Leopold Brothers Maraschino Liqueur came about after a conversation between Leopold Bros. distiller Todd Leopold and Eric Johnson from Bar Agricole in San Francisco. At Bar Agricole, Erik focuses on craft product and was interested in finding a small batch maraschino. Todd Leopold did some research in the space and came up with a Marasca cherry that only grows in Croatia. After some discussions with the Croatian embassy, he got in touch with a few exporters to try to bring the cherries into the US. After realizing the logistical issues with importing fruit, Todd Leopold turned to the distilleries he had worked at in Austria and Germany who all make kirschwasser. After finding a distillery that would make an eau de vie from the Marasca cherries in Europe, Todd had the Croatian cherries shipped to the European distiller, distilled, and then shipped to the Leopold Bros. distillery in Colorado.

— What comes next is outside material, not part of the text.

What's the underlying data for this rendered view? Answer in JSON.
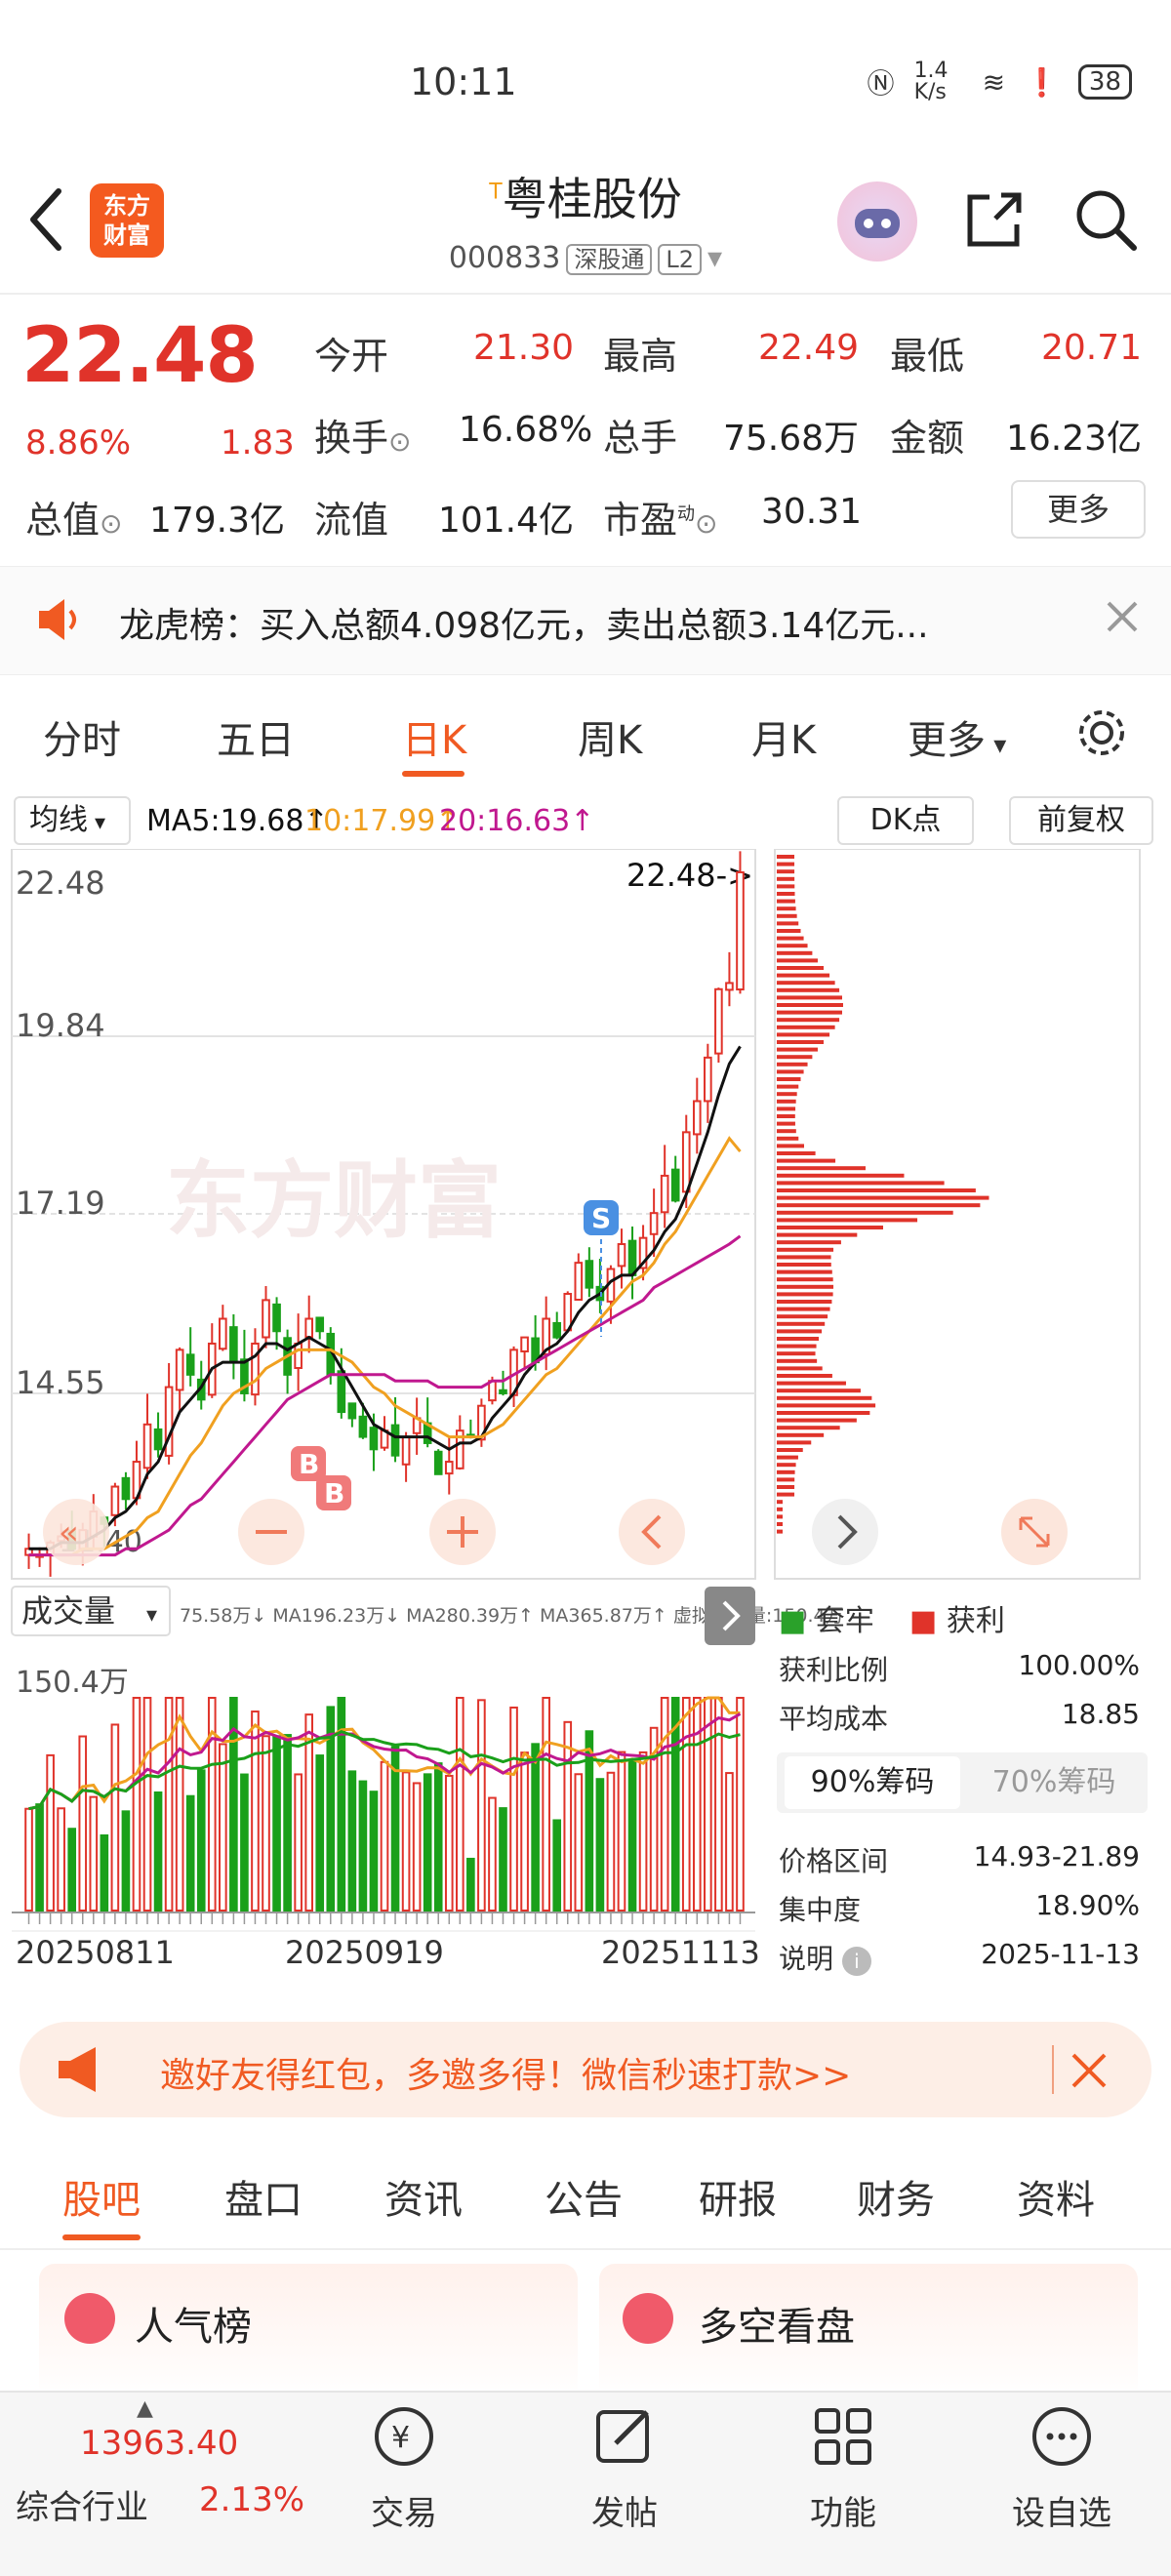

To give his maraschino an American component, Todd turned to the Montmorency cherry which he has used in their cherry liqueur . Todd was able to get the Montmorency cherries de-stoned, which was an essential step in the process; fermenting the cherries with the pits lends a marzipan, or bitter almond, note to the equation, which Todd felt would overpower the more floral and delicate notes from the Marasca cherries.

After mashing, fermenting, and distilling the Montmorency cherries, Todd blended the Montmorency eau de vie with the eau de vie from the Marasca cherries along with some honey, a traditional element in classical maraschino liqueur, and some cane sugar. Todd kept the sugar content low to maintain the spirit’s drier qualities.

Leopold Brothers Maraschino Liqueur ($32, 30%/ 60 Proof) has a light cherry blossom quality to the nose. Under the bouquet of white flowers lay the deeper dark cherry notes that are both sweet and the slightest bit bitter. The entry is light, soft, and very floral. The cherry blossoms from the nose transition directly to the palate. In the mid palate the cherry blossoms are joined by the deeper cherry notes. There’s no question that you are drinking a liqueur, as the sweet honey and sugar notes become quite pronounced. Although the maraschino liqueur is sweet, it still manages to mantain a nice balance with the cherry blossom and dark cherry flavors resulting in something that is floral, sweet, sour, and dry all at once.  The finish on the Leopold Bros. Maraschino Liqueur is extremely long with the light cherry blossom notes lingering on the palate along with an undercurrent of honey. Although there’s a sweet quality to the finish, it ultimately comes off more dry than sweet.

A lot of maraschino liqueurs we’ve tried come off as fairly harsh and sharp, but the Leopold Brothers Maraschino Liqueur is so well crafted with such great finesse that you can easily sip it neat. Leopold Bros. Maraschino really shines when mixed and it’s simply breathtaking in a classic Aviation (recipe below). Cherries can be a very difficult fruit to work with and Leopold Bros. have shown yet again that they are up to any task, resulting in a crave worthy maraschino that lives up to the high standard of their other products.

Aviation Cocktail

2 oz Leopold Bros. Small Batch Gin
1/2 oz Leopold Bros. Maraschino Liqueur
1/2 oz fresh lemon juice

Shake all ingredients with ice and strain into a chilled cocktail glass.

  • http://merdwerkz.com merd

    was wondering if you ever had the Michigan Tart Cherry they used to make. it was like eating cherry pie. drool.

  • http://www.creative-culinary.com Barbara | Creative Culinary

    I have a bottle of the Michigan Sour Cherry liqueur in my bar now and it is excellent. As is the cranberry and the maraschino and the…well, they just do an excellent job and I’m HOPING I can get them to find the day one day soon to meet with them; they are a Colorado treasure!

  • Michael

    Is this the right liquor to make maraschino cherries for garnish?